Publié le 19 novembre 2010 par Powanono

CinemaRexParis

En écoutant certains technophiles, la salle de cinéma serait le support dépassé de l’oeuvre cinématographique. Condamnée à la décrépitude, incapable d’interagir avec le spectateur, ne proposant pas une diffusion individualisée, celle-ci serait vouée à disparaître. Or tout au long de mon mémoire, j’ai pu constater que celle-ci occupe encore un rôle central dans le destin d’une oeuvre mais aussi dans le coeur des spectateurs se traduisant tant économiquement que socialement.

Ce billet pose donc une question : aujourd’hui, quelle est la place de la salle de cinéma aujourd’hui à l’aire du numérique?


Sémiologie d’une salle de cinéma : ancrage d’une notion culturelle

Salle cinema

Comment définir la salle de cinéma ? Cet endroit ne serait-il qu’un espace de diffusion parmi tant d’autres ou chaque espace de diffusion se charge-t-il de sens ? Que peut-elle représenter pour un spectateur ? Malgré la vision pessimiste du cinéma que nous avons mise en avant avec Edgar Morin. Nous ne pouvons nous contenter de ce point de vue qui se contente d’analyser l’objet cinéma à travers le prisme économique.

A contre courant, le Sémiologue Roland Barthes nous invite, avec ses mots, à l’étude de la salle en tant qu’objet faisant sens et contribuant au sens d’une œuvre cinématographique.
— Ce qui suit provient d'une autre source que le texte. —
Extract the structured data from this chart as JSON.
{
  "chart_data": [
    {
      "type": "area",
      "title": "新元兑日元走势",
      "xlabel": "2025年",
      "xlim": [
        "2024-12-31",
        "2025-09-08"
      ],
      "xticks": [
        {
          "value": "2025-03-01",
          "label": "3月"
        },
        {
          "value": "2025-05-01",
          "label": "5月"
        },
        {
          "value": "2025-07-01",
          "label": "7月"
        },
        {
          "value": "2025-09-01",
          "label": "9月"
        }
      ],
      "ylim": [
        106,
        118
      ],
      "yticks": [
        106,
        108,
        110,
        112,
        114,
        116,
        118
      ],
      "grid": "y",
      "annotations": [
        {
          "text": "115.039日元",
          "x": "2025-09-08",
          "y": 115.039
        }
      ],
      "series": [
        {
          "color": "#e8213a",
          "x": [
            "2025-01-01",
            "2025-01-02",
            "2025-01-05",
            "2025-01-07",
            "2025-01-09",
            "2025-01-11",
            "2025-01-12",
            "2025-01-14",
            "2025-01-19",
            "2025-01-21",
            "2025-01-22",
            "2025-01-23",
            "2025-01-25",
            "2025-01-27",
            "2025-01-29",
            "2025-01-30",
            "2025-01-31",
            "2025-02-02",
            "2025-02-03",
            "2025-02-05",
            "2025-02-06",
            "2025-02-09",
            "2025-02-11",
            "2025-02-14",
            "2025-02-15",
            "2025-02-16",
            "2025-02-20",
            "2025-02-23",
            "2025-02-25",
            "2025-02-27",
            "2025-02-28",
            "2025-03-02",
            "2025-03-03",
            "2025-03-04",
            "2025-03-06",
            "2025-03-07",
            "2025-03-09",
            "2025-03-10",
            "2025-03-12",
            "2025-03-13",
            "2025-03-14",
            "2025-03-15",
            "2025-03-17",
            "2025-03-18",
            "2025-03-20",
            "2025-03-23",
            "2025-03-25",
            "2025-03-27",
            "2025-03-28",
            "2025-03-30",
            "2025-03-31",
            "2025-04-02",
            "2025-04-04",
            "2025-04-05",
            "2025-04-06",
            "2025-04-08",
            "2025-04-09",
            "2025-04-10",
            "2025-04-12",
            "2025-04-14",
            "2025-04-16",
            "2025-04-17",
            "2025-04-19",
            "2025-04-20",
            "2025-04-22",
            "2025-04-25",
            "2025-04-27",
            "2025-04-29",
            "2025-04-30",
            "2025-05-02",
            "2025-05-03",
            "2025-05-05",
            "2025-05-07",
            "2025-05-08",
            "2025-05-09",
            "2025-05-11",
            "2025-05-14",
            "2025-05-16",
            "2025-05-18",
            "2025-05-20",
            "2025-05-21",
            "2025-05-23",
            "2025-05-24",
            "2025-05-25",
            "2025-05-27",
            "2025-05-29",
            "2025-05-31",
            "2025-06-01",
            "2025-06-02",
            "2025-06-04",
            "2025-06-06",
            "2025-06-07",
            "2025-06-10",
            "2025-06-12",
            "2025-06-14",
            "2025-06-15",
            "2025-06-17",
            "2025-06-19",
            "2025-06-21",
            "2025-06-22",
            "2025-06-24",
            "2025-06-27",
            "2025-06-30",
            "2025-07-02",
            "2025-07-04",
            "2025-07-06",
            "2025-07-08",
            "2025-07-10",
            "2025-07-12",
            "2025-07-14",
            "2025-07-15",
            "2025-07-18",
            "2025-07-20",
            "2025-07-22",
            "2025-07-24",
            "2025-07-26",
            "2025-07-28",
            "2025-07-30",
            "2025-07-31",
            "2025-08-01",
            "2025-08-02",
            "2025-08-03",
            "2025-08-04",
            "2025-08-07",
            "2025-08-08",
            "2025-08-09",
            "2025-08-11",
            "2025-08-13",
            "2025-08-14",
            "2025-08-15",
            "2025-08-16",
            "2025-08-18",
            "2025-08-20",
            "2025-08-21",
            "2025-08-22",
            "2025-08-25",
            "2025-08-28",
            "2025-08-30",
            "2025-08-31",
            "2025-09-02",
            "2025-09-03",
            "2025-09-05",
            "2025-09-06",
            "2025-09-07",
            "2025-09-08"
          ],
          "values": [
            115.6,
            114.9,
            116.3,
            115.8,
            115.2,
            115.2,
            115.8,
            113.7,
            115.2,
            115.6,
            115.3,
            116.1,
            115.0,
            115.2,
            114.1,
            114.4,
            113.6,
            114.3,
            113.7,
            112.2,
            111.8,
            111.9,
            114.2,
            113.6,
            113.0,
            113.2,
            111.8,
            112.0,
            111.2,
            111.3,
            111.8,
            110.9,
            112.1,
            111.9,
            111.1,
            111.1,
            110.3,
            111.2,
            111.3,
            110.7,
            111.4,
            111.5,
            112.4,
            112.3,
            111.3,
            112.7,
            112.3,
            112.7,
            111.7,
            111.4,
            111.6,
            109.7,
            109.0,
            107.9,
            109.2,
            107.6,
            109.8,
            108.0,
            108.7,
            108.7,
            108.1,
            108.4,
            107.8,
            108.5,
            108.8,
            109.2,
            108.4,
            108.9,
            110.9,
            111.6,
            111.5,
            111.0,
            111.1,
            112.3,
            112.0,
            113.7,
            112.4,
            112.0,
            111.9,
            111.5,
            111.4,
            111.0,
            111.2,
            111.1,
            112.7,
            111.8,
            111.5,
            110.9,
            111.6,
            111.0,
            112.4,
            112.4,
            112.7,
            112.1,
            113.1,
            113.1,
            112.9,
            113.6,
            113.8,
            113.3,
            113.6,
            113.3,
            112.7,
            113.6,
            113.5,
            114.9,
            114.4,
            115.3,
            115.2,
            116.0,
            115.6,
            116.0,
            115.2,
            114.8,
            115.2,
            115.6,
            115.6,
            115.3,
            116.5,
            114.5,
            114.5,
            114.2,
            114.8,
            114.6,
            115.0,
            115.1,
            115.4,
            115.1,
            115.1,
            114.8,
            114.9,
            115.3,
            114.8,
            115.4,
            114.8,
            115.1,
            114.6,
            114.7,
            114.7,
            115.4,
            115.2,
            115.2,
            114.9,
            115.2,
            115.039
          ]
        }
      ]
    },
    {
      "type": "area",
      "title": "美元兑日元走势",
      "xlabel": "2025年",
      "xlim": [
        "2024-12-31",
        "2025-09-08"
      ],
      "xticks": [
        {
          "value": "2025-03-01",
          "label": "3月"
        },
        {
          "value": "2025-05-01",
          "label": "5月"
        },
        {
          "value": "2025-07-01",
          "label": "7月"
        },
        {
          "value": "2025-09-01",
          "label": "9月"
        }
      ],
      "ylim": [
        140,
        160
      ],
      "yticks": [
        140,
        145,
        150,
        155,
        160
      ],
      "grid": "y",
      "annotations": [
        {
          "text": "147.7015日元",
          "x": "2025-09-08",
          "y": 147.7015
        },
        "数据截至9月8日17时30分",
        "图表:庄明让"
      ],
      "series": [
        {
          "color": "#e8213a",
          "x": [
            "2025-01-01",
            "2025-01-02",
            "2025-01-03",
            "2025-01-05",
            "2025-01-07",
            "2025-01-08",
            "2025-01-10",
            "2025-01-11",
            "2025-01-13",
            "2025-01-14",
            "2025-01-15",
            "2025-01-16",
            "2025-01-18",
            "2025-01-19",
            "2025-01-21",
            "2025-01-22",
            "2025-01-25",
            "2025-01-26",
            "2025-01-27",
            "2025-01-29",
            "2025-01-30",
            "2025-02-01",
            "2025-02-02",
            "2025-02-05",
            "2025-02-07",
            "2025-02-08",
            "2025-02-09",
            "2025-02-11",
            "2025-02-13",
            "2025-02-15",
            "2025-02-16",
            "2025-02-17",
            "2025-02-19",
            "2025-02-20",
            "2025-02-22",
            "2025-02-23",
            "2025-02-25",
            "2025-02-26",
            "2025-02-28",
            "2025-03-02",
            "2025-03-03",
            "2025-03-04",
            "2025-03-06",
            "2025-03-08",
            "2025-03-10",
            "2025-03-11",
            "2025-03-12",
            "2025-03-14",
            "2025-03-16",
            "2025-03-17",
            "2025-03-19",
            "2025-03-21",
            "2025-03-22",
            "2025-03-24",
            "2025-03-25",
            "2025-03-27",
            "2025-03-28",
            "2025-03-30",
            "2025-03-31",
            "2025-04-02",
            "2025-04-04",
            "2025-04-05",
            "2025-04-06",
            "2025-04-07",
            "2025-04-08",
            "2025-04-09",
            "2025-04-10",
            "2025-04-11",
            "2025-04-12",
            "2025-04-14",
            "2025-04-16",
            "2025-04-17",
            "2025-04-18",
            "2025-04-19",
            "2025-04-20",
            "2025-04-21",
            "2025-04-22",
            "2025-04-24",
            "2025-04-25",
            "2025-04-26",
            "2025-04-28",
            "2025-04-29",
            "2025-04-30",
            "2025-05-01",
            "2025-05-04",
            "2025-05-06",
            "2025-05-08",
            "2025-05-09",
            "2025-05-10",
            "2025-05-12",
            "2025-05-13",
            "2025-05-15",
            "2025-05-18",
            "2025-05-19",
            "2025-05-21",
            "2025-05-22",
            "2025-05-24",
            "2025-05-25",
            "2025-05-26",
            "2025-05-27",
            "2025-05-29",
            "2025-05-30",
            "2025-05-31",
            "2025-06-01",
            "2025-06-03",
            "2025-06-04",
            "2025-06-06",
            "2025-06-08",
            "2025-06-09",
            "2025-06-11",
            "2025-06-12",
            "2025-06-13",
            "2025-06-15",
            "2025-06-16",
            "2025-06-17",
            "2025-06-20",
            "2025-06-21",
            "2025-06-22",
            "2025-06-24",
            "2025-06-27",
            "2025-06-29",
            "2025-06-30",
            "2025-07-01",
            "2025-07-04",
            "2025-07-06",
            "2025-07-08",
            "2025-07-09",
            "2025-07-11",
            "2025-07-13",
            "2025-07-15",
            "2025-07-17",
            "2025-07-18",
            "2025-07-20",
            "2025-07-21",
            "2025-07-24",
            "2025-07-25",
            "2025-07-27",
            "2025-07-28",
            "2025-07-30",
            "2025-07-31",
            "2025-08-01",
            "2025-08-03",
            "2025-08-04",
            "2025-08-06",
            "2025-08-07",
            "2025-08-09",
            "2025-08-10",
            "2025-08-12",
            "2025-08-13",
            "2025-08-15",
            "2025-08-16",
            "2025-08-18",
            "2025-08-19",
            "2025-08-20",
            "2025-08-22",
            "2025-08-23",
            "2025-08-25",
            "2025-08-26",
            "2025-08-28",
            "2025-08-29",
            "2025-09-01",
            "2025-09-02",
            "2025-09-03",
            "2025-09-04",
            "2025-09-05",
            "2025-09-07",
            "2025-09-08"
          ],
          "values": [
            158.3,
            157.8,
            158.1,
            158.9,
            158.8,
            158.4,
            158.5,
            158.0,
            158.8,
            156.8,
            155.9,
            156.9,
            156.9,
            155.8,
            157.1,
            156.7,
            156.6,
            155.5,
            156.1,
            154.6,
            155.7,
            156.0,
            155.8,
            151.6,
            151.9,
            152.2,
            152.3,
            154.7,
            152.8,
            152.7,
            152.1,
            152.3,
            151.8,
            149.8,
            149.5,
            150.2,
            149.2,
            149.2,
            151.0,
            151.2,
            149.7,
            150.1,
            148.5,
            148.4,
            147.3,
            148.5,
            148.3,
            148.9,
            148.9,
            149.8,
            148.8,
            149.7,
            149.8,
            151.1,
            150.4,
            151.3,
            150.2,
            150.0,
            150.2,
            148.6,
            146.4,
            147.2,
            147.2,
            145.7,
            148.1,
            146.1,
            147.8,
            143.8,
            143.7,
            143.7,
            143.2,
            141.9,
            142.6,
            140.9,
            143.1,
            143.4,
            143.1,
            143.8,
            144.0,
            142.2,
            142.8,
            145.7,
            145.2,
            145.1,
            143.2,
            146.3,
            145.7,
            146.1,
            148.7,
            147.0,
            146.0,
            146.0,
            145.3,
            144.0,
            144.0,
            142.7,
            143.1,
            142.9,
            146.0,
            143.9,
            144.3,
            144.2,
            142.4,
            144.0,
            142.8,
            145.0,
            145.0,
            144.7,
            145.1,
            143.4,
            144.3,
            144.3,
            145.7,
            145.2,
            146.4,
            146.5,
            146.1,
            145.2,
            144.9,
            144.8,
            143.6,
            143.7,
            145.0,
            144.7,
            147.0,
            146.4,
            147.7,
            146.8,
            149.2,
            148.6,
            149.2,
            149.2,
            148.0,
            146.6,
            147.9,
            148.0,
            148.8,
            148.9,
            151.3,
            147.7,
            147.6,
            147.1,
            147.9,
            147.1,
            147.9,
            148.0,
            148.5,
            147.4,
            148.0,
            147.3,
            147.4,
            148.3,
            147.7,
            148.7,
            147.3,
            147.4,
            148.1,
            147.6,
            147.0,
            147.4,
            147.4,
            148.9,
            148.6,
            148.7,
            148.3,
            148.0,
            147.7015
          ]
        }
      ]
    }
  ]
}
C’est cette première approche qui nous fait comprendre que « aller au cinéma » ne signifie pas simplement « aller voir un film ». Bien que cette analyse soit datée et que l’auteur entretienne avec « l’objet cinéma » un rapport intime tant dans l’écriture de ses analyses que dans sa vie publique , elle demeure un point d’entrée pour changer de perception et se pencher plus attentivement sur la place particulière qu’occupe la salle de cinéma chez le spectateur de cinéma, actuellement.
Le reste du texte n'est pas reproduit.